Spanish olive oil giant Deoleo said on Thursday it had picked British group CVC Capital’s takeover bid, which values the company at 439 million euros (US$605 million).
The board “decided to proceed to finalize the terms and conditions from today [Thursday] with CVC Capital Partners of the offer at a price of 0.38 euros per share,” the world’s biggest bottled olive oil group said.
The first phase of the takeover would see a purchase of 29.99 percent of Deoleo’s shares by the British venture capital firm.
Photo: Reuters
Spain supplies about half of the world’s olive oil and the government views Deoleo, which owns brands such as Carbonell and Hojiblanca, as a pivotal player in the export business.
The company’s board backed CVC’s offer over a rival bid from IQ Made in Italy (IQ MIIC), a joint venture between Italian state investment fund FSI and its Qatari counterpart.
Media reports also named US private equity firms Carlyle and Rhone Capital, and France’s PAI Partners, as among seven bidders that put in offers.
Madrid said last week it was worried about foreign investors taking control of Deleo after four Spanish banks said they would put their combined 31.7 percent stake on the block.
Since then local media have reported that shareholders — including CaixaBank, Kutxabank, Unicaja and Dcoop — would keep their holdings to ensure that the firm remains Spanish-owned.

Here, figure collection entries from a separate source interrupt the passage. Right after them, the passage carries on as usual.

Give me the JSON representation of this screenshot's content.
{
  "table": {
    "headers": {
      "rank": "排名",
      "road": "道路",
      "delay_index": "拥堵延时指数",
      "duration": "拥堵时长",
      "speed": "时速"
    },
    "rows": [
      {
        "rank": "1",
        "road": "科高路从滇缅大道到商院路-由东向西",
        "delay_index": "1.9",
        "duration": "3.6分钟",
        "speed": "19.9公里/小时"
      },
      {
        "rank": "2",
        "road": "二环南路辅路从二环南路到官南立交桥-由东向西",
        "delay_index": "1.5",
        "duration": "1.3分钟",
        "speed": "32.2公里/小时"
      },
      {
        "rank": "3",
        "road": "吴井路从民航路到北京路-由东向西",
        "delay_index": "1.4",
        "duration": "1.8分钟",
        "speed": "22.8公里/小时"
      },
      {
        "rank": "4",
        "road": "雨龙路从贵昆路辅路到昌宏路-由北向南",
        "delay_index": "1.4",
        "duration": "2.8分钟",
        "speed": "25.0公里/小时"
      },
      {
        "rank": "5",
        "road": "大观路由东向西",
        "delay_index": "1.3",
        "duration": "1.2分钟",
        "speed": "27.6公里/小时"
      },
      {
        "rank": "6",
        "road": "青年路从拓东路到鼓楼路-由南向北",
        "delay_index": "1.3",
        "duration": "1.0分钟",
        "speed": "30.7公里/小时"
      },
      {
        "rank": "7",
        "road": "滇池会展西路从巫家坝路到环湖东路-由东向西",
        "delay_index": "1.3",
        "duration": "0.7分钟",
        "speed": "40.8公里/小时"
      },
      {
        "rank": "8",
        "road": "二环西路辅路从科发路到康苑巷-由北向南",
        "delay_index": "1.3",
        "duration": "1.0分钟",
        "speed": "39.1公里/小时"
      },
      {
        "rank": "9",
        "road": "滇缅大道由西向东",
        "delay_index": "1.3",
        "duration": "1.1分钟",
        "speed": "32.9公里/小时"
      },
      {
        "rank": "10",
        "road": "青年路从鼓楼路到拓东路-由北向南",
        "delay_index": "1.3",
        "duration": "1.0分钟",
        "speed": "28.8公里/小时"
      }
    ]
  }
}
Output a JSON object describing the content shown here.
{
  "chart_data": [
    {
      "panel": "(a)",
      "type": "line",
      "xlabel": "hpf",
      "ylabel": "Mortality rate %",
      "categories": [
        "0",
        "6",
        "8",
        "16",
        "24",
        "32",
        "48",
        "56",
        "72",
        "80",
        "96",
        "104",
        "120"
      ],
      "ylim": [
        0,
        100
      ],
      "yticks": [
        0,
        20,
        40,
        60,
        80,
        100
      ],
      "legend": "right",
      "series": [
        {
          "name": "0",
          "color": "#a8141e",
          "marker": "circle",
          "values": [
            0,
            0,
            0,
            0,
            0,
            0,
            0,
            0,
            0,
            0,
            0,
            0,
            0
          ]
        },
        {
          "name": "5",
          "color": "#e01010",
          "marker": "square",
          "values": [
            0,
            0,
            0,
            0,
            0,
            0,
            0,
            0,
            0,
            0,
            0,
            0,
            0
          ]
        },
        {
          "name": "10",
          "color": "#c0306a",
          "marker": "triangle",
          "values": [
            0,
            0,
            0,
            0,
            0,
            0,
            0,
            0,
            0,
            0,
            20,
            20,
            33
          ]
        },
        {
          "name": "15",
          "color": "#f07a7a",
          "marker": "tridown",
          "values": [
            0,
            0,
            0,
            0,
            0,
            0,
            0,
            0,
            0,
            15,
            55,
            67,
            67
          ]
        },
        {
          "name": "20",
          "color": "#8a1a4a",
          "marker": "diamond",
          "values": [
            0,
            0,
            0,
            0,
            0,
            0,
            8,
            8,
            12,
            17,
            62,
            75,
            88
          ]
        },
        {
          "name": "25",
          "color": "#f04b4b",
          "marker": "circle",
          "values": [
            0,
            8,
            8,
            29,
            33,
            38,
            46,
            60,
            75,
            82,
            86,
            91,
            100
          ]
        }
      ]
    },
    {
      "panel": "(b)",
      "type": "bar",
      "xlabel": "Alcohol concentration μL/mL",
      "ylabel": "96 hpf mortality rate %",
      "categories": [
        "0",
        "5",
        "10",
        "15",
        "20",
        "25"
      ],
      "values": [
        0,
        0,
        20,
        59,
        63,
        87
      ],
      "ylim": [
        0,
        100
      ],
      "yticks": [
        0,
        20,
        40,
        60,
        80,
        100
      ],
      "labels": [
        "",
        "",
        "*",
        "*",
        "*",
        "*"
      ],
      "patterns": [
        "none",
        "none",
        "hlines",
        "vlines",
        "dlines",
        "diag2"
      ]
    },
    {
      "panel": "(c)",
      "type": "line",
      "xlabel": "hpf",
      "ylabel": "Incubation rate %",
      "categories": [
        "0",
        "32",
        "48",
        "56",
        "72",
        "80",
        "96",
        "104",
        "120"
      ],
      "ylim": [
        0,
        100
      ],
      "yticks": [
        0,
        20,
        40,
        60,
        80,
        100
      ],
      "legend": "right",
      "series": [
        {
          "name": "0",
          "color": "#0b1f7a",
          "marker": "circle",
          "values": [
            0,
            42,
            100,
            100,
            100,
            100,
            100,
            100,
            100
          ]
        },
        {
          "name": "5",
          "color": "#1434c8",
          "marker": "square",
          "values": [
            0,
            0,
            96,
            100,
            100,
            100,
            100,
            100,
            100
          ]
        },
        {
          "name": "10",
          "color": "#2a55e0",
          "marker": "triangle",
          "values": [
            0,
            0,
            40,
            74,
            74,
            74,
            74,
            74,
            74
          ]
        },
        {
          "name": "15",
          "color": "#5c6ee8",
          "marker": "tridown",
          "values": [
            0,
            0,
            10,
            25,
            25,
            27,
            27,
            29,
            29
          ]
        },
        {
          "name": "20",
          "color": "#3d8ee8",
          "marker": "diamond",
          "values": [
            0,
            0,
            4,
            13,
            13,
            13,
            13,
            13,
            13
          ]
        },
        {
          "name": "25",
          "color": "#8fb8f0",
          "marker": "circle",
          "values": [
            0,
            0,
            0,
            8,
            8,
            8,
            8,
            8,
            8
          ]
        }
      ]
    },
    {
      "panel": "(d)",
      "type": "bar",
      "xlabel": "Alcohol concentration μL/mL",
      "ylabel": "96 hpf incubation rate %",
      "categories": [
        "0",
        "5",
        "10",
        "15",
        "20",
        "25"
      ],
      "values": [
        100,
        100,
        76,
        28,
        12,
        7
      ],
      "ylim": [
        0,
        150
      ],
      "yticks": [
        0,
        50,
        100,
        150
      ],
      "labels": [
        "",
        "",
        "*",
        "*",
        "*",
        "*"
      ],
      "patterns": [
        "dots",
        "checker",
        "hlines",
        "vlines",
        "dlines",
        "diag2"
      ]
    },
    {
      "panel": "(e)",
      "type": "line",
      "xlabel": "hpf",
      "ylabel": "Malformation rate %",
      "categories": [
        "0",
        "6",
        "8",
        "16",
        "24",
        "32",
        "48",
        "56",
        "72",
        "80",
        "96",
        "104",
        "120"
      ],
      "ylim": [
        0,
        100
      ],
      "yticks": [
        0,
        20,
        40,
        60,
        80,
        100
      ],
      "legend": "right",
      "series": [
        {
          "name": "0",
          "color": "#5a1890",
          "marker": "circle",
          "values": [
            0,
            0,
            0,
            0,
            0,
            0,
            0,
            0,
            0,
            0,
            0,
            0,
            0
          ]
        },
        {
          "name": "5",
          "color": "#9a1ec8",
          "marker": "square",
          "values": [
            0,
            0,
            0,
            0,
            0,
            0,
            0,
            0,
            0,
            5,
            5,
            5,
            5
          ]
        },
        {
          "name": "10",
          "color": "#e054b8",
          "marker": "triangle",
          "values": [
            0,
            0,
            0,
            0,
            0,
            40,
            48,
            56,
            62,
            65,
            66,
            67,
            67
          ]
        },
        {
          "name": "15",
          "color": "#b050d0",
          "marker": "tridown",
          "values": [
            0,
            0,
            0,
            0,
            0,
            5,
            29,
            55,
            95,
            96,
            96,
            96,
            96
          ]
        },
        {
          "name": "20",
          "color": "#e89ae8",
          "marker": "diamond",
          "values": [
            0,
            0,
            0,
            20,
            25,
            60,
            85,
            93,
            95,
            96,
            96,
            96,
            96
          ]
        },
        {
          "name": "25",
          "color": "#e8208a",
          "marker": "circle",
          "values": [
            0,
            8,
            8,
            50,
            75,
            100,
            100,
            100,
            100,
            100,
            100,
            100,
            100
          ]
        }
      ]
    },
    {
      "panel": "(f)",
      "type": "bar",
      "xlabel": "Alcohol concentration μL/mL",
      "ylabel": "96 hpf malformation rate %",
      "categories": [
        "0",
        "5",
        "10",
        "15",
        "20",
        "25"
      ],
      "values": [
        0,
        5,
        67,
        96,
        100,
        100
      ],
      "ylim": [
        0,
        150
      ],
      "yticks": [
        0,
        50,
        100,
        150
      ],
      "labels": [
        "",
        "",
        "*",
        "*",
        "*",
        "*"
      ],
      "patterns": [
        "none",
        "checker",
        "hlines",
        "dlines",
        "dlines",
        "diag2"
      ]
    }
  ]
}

“The Spanish government does not want Deoleo to be broken up,” Spanish Agriculture Minister Miguel Arias Canete said, adding that the government was following developments closely.
Of particular concern to the Spanish government was that one of the bidders for Deoleo was IQ MIIC. Italy is Spain’s biggest olive oil rival though a much smaller producer. A third of Spain’s olive oil output is shipped in bulk to Italy every year, where it is mixed with oil from other countries and bottled.
Italian Prime Minister Matteo Renzi said on Wednesday he planned to ask Spain to treat foreign firms fairly in the Deoleo bidding process.
Deoleo ran into problems in 2009 after years of debt-fueled acquisitions. It has since been recapitalized, and it has cut its debt to about 500 million euros, or six times core earnings, from a previous level of 16 times core earnings.